Fiddler for Governance, Risk, and Compliance: Comply with AI Regulations

Table of content

Discover how the Fiddler AI Observability and Security platform provides a comprehensive observability solution for GenAI and machine learning systems to ensure governance, transparency, risk management, and compliance with the EU AI Act. This video explains how to inventory high-risk AI applications, track performance metrics, manage data quality, and conduct root cause analysis for generative and predictive models. Learn how to monitor trends and customize metrics for safety, fairness, and transparency in GenAI and ML applications.

Fiddler for Governance, Risk, and Compliance: Comply with AI Regulations
Video transcript

EU AI Act & Fiddler AI Platform Overview

[00:00:00] ​The EU AI Act mandates that all AI applications and systems are transparent and continuously monitored for risk, safety, fairness, and other metrics. The Fiddler platform offers a unified observability solution for AI and machine learning systems and models so that you can have transparency and monitoring of all performance, and also manage risk and data issues, and collect evidence or logs so that you understand when and why certain issues can arise in high risk AI applications.

Setting Up High-Risk AI Applications

[00:00:34] Let's look at the Fiddler platform to see how we achieve this. First, it is very important to have an inventory of all of your high risk AI applications. We can set this up in one of our projects for all of the potential high risk applications that can include both traditional predictive machine learning models or generative AI applications, such as LLM chatbots.

[00:00:56] This offers us the ability to have a model card with a description of what the model is doing, what are the features and data types, as well as the outputs and targets for this particular model. Once we have an inventory of all the AI applications and machine learning models, we can create a dashboard that gathers evidence and collects them to align with the EU AI Act and the certain metrics that are necessary.

Creating Dashboards for Compliance

[00:01:21] We can track high level generative AI application metrics, such as unsafe prompts detected, a number of hallucinations, percentage of jailbreak or prompt injection attacks, or even an aggregate custom cyber risk score that you can define and customize in the model definition. Similarly, for predictive machine learning models, we can track bias and fairness metrics such as disparate impact and group benefit.

Metrics for Generative & Predictive Models

[00:01:43] We also offer alignment with the EU AI Act for monitoring over time, so you can understand the trends, the accuracy, and robustness of performance for both your predictive machine learning models, but also your generative AI systems as a whole. In terms of understanding root cause analysis and audit evidence collection for trends and behavior, we offer comprehensive root cause analysis to provide a complete log of all of these events that were entered and consumed for the machine learning model application.
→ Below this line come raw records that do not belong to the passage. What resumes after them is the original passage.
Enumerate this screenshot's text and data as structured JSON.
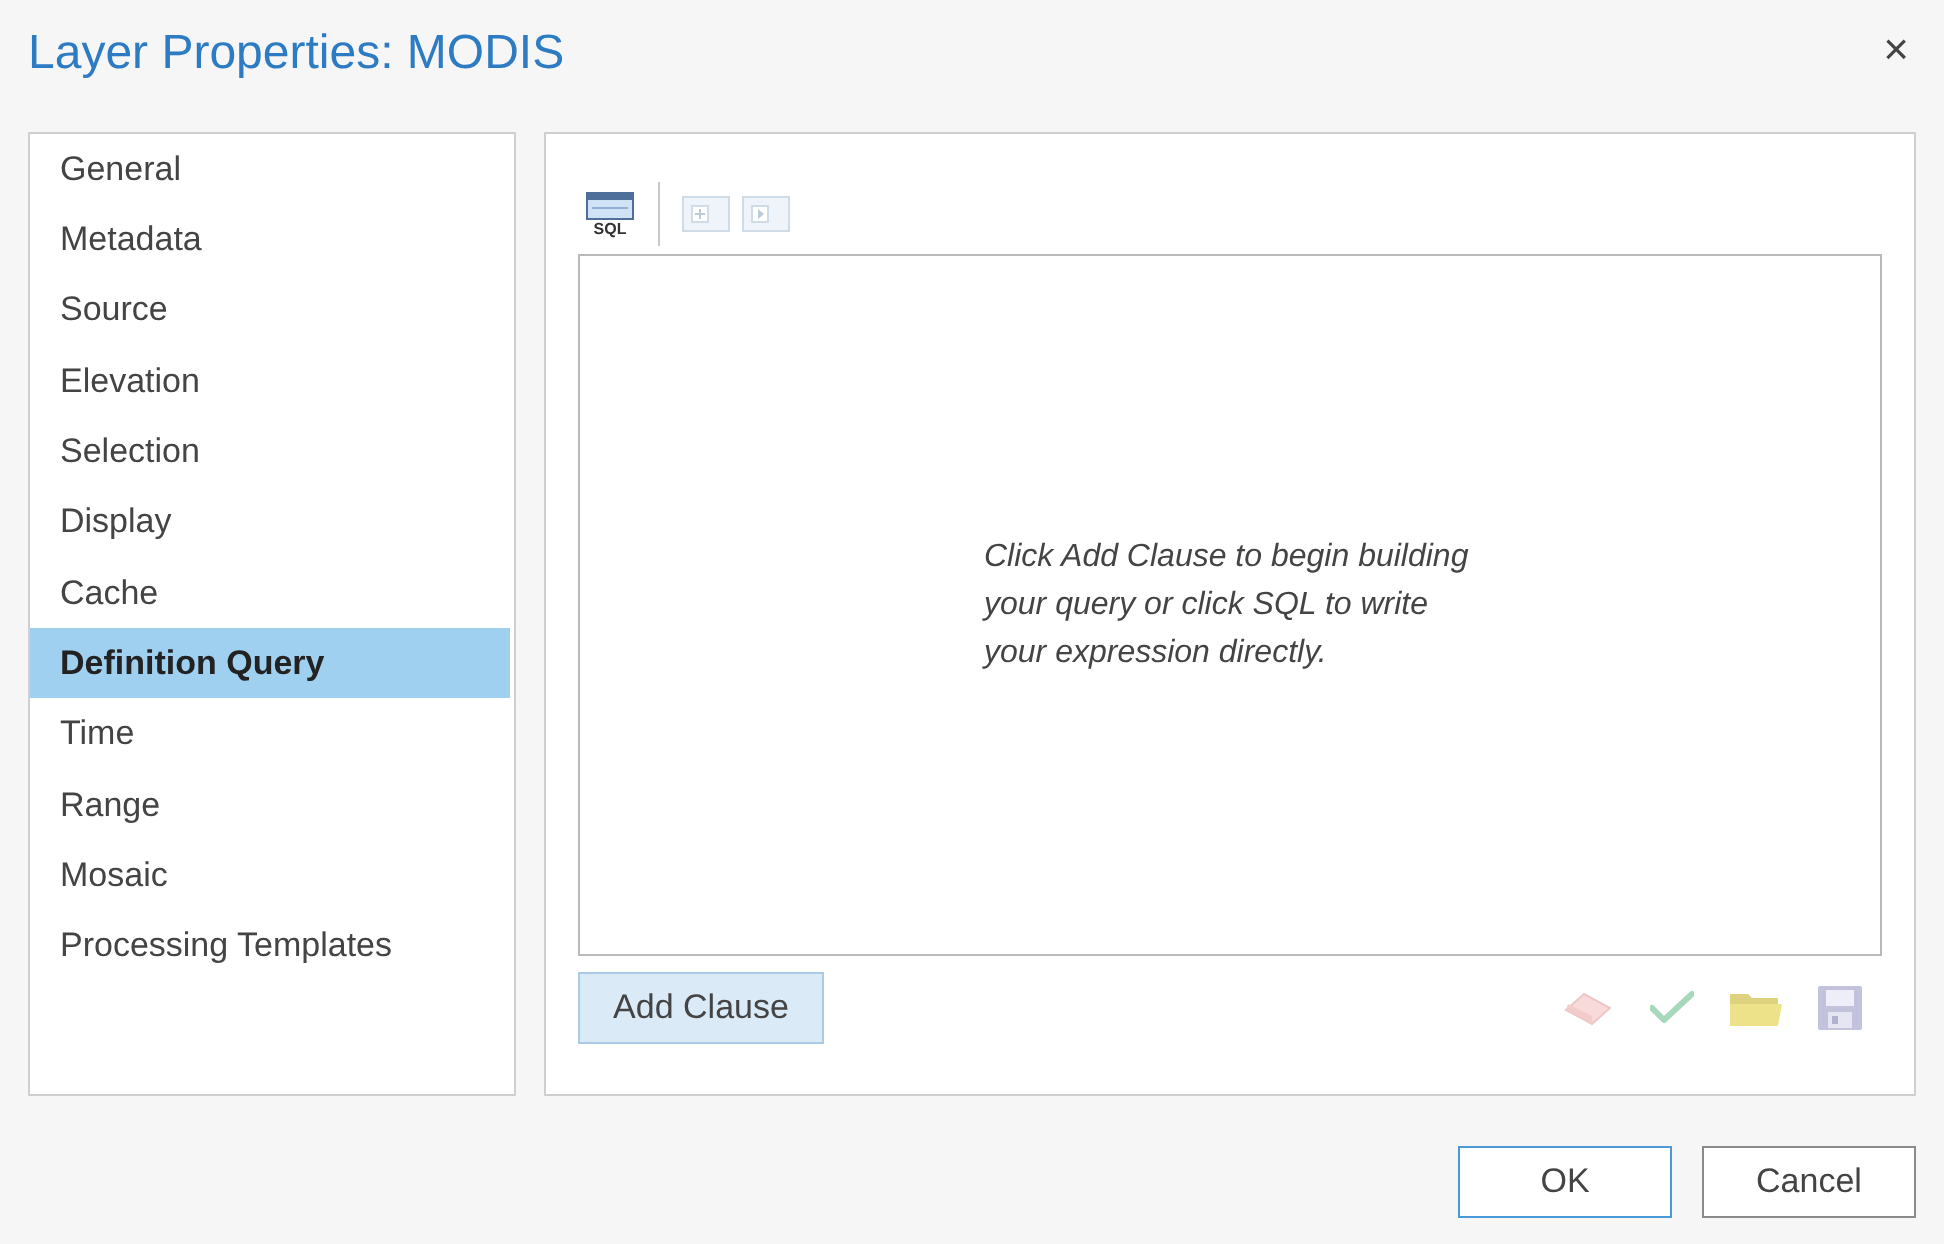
{
  "window": {
    "title": "Layer Properties: MODIS",
    "close_label": "×"
  },
  "sidebar": {
    "items": [
      {
        "label": "General",
        "selected": false
      },
      {
        "label": "Metadata",
        "selected": false
      },
      {
        "label": "Source",
        "selected": false
      },
      {
        "label": "Elevation",
        "selected": false
      },
      {
        "label": "Selection",
        "selected": false
      },
      {
        "label": "Display",
        "selected": false
      },
      {
        "label": "Cache",
        "selected": false
      },
      {
        "label": "Definition Query",
        "selected": true
      },
      {
        "label": "Time",
        "selected": false
      },
      {
        "label": "Range",
        "selected": false
      },
      {
        "label": "Mosaic",
        "selected": false
      },
      {
        "label": "Processing Templates",
        "selected": false
      }
    ]
  },
  "toolbar": {
    "buttons": [
      {
        "kind": "sql",
        "label": "SQL",
        "disabled": false
      },
      {
        "kind": "add_clause",
        "disabled": true
      },
      {
        "kind": "add_group",
        "disabled": true
      }
    ]
  },
  "query_area": {
    "hint": "Click Add Clause to begin building your query or click SQL to write your expression directly."
  },
  "add_clause_button": {
    "label": "Add Clause"
  },
  "actions": [
    {
      "kind": "clear"
    },
    {
      "kind": "verify"
    },
    {
      "kind": "load"
    },
    {
      "kind": "save"
    }
  ],
  "footer": {
    "buttons": [
      {
        "label": "OK",
        "default": true
      },
      {
        "label": "Cancel",
        "default": false
      }
    ]
  }
}
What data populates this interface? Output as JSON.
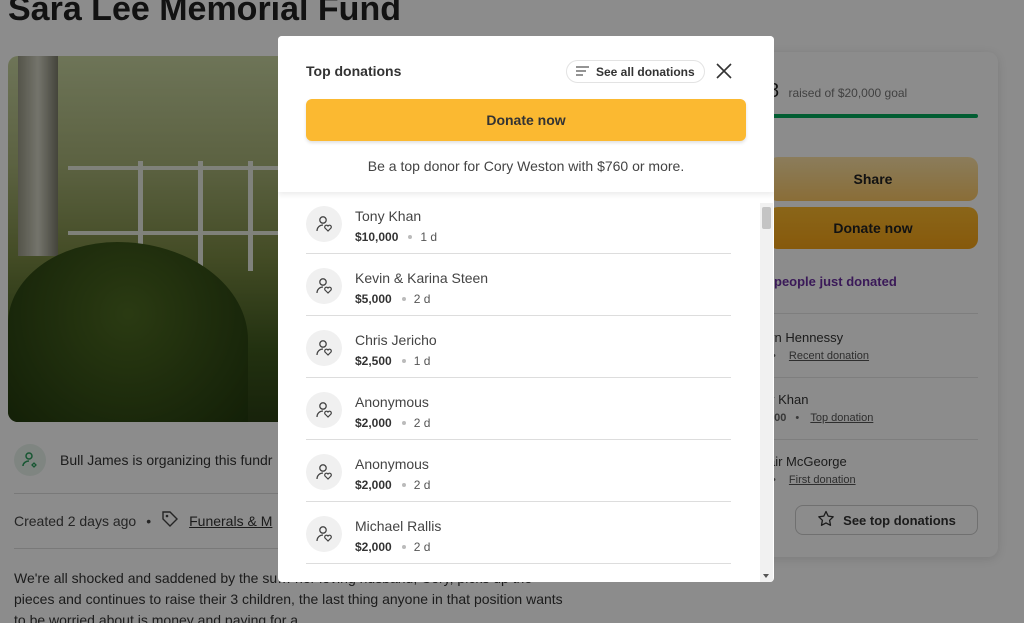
{
  "background": {
    "campaign_title": "Sara Lee Memorial Fund",
    "organizer_text": "Bull James is organizing this fundr",
    "created_text": "Created 2 days ago",
    "category": "Funerals & M",
    "story": "We're all shocked and saddened by the su… her loving husband, Cory, picks up the pieces and continues to raise their 3 children, the last thing anyone in that position wants to be worried about is money and paying for a",
    "raised_amount": "8",
    "raised_text": "raised of $20,000 goal",
    "share_label": "Share",
    "donate_label": "Donate now",
    "just_donated": "people just donated",
    "recent": [
      {
        "name": "vn Hennessy",
        "amount": "",
        "tag": "Recent donation"
      },
      {
        "name": "y Khan",
        "amount": "000",
        "tag": "Top donation"
      },
      {
        "name": "air McGeorge",
        "amount": "",
        "tag": "First donation"
      }
    ],
    "see_top_label": "See top donations"
  },
  "modal": {
    "title": "Top donations",
    "see_all_label": "See all donations",
    "donate_label": "Donate now",
    "top_donor_text": "Be a top donor for Cory Weston with $760 or more.",
    "donations": [
      {
        "name": "Tony Khan",
        "amount": "$10,000",
        "ago": "1 d"
      },
      {
        "name": "Kevin & Karina Steen",
        "amount": "$5,000",
        "ago": "2 d"
      },
      {
        "name": "Chris Jericho",
        "amount": "$2,500",
        "ago": "1 d"
      },
      {
        "name": "Anonymous",
        "amount": "$2,000",
        "ago": "2 d"
      },
      {
        "name": "Anonymous",
        "amount": "$2,000",
        "ago": "2 d"
      },
      {
        "name": "Michael Rallis",
        "amount": "$2,000",
        "ago": "2 d"
      }
    ]
  },
  "icons": {
    "donor_avatar": "donor-heart-icon",
    "sort": "sort-lines-icon",
    "close": "close-icon",
    "tag": "tag-icon",
    "star": "star-icon"
  },
  "colors": {
    "accent_yellow": "#fbb931",
    "progress_green": "#02a95c",
    "purple_text": "#6b2fa0"
  }
}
Root Cause Analysis and Data Quality

[00:02:12] You can also track data quality and integrity for a risk management perspective, where any violations in the data type or data range can be alerted within the platform to diagnose, and alert for any issues with your GenAI application or machine learning model. Similarly, for safety, bias and fairness metrics, any of these can be customized, but also tuned to align with the EU AI Act stipulations.

Transparency in Generative AI Applications

[00:02:38] For generative AI applications, we offer transparency and monitoring of any prompts and responses that are entering the application itself. We can visualize these in a comprehensive 3D view so that you can identify, get root cause analysis, and a full audit trail into any problematic prompts or responses.

Example of Monitoring and Analysis

[00:02:56] Let's look at an example here, so you can understand why and where this actually happened in the AI application conversation. We can dive into the full thread of the source documentation used to generate the response, the actual prompt and response itself, as well as any of the customizable metrics that we can configure and scoring to provide monitoring transparency for this application performance and response.